Persistence at 12 months with denosumab in postmenopausal women with osteoporosis: interim results from a prospective observational study

SUMMARY: To determine persistence with subcutaneous denosumab every 6 months in women being treated for osteoporosis, we conducted a single-arm prospective, observational study in the United States and Canada. Among 935 patients enrolled, 12-month persistence was 82 %, with 66 patients (7 %) reporting serious adverse events and 19 patients (2 %) reporting fractures. INTRODUCTION: Increased persistence with osteoporosis therapy is associated with reduced fracture risk. Denosumab reduced fracture risk in clinical trials; persistence in community settings is undetermined. This study evaluates persistence with denosumab in community practice in the United States (US) and Canada. METHODS: In a 24-month multicenter, prospective, single-arm, observational study, women being treated for osteoporosis were enrolled ≤4 weeks after the first subcutaneous injection of denosumab. For this 12-month prespecified interim analysis, endpoints include persistence (one injection at study entry and another within 6 months + 8 weeks), attributes associated with persistence (univariate analysis), and serious adverse events (SAEs).
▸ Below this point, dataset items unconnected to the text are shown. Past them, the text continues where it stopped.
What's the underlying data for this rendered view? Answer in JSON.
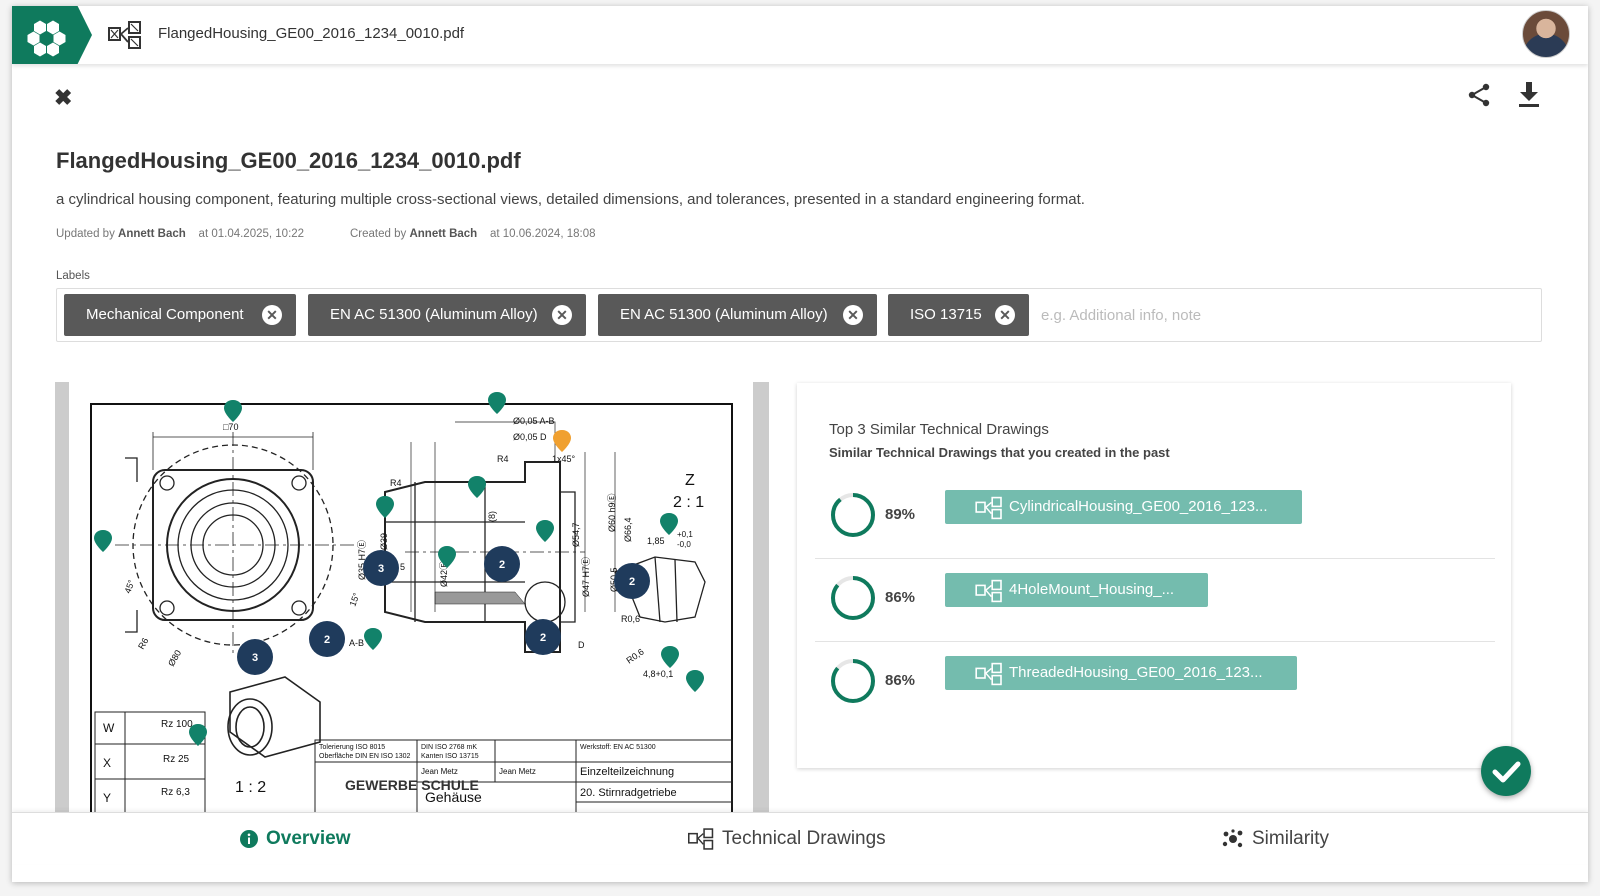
{
  "topbar": {
    "filename": "FlangedHousing_GE00_2016_1234_0010.pdf"
  },
  "document": {
    "title": "FlangedHousing_GE00_2016_1234_0010.pdf",
    "description": "a cylindrical housing component, featuring multiple cross-sectional views, detailed dimensions, and tolerances, presented in a standard engineering format.",
    "updated": {
      "label": "Updated by",
      "user": "Annett Bach",
      "at": "at 01.04.2025, 10:22"
    },
    "created": {
      "label": "Created by",
      "user": "Annett Bach",
      "at": "at 10.06.2024, 18:08"
    }
  },
  "labels": {
    "caption": "Labels",
    "chips": [
      "Mechanical Component",
      "EN AC 51300 (Aluminum Alloy)",
      "EN AC 51300 (Aluminum Alloy)",
      "ISO 13715"
    ],
    "placeholder": "e.g. Additional info, note"
  },
  "similar": {
    "title": "Top 3 Similar Technical Drawings",
    "subtitle": "Similar Technical Drawings that you created in the past",
    "items": [
      {
        "percent": "89%",
        "value": 0.89,
        "name": "CylindricalHousing_GE00_2016_123..."
      },
      {
        "percent": "86%",
        "value": 0.86,
        "name": "4HoleMount_Housing_..."
      },
      {
        "percent": "86%",
        "value": 0.86,
        "name": "ThreadedHousing_GE00_2016_123..."
      }
    ]
  },
  "drawing": {
    "scale_main": "1 : 2",
    "detail_label": "Z",
    "detail_scale": "2 : 1",
    "title_block": {
      "school": "GEWERBE SCHULE",
      "part_name": "Gehäuse",
      "drawing_type": "Einzelteilzeichnung",
      "assembly": "20. Stirnradgetriebe",
      "material": "Werkstoff: EN AC 51300",
      "tolerance": "Tolerierung ISO 8015",
      "surface": "Oberfläche DIN EN ISO 1302",
      "norm1": "DIN ISO 2768 mK",
      "norm2": "Kanten ISO 13715",
      "author": "Jean Metz",
      "checker": "Jean Metz"
    },
    "roughness": [
      "Rz 100",
      "Rz 25",
      "Rz 6,3"
    ],
    "roughness_keys": [
      "W",
      "X",
      "Y"
    ],
    "markers": [
      "3",
      "2",
      "2",
      "2",
      "3",
      "2"
    ],
    "dims": [
      "□70",
      "Ø0,05 A-B",
      "Ø0,05 D",
      "1x45°",
      "R4",
      "R4",
      "Ø35 H7Ⓔ",
      "Ø39",
      "Ø42Ⓔ",
      "Ø54,7",
      "Ø47 H7Ⓔ",
      "Ø60 h9Ⓔ",
      "Ø66,4",
      "Ø50,5",
      "1,85",
      "+0,1",
      "-0,0",
      "R0,6",
      "R0,6",
      "4,8+0,1",
      "Ø80",
      "R6",
      "45°",
      "15°",
      "A-B",
      "D",
      "(8)",
      "5"
    ]
  },
  "nav": {
    "overview": "Overview",
    "drawings": "Technical Drawings",
    "similarity": "Similarity"
  },
  "colors": {
    "brand": "#0f7a5d",
    "chip": "#595959",
    "similar_button": "#74bcae",
    "marker": "#1f3b5c"
  }
}
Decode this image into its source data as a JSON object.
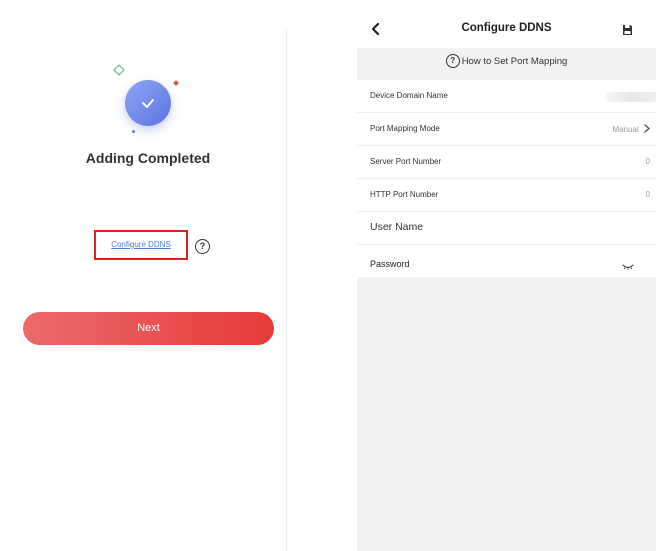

RESULTS: Among 935 patients (mean age 71 years), mean baseline T-scores were −2.18 (femoral neck) and −2.00 (lumbar spine); 50 % of patients had experienced osteoporotic fracture(s). At 12 months, 82 % of patients were persistent with denosumab. Baseline factors significantly (p < 0.05) associated with higher persistence included use of osteoporosis medications >5 years previously, lumbar spine T-score > −2.5, and treatment by female physicians (US). Lower persistence was associated (p < 0.05) with psychiatric diagnoses including depression, southern US residence, being divorced, separated, or widowed (US), and prior hip fracture (Canada). SAEs were reported in 66 patients (7 %); no SAEs of osteonecrosis of the jaw, atypical femoral fracture, fracture healing complications, hypocalcemia, eczema, or hypersensitivity were reported. Nineteen patients (2 %) reported osteoporotic fractures. CONCLUSIONS: The 12-month persistence observed in this single-arm open-label study of US and Canadian community practice extends the evidence regarding denosumab’s potential role in reducing fracture risk in postmenopausal women with osteoporosis. ELECTRONIC SUPPLEMENTARY MATERIAL: The online version of this article (doi:10.1007/s00198-014-2871-6) contains supplementary material, which is available to authorized users.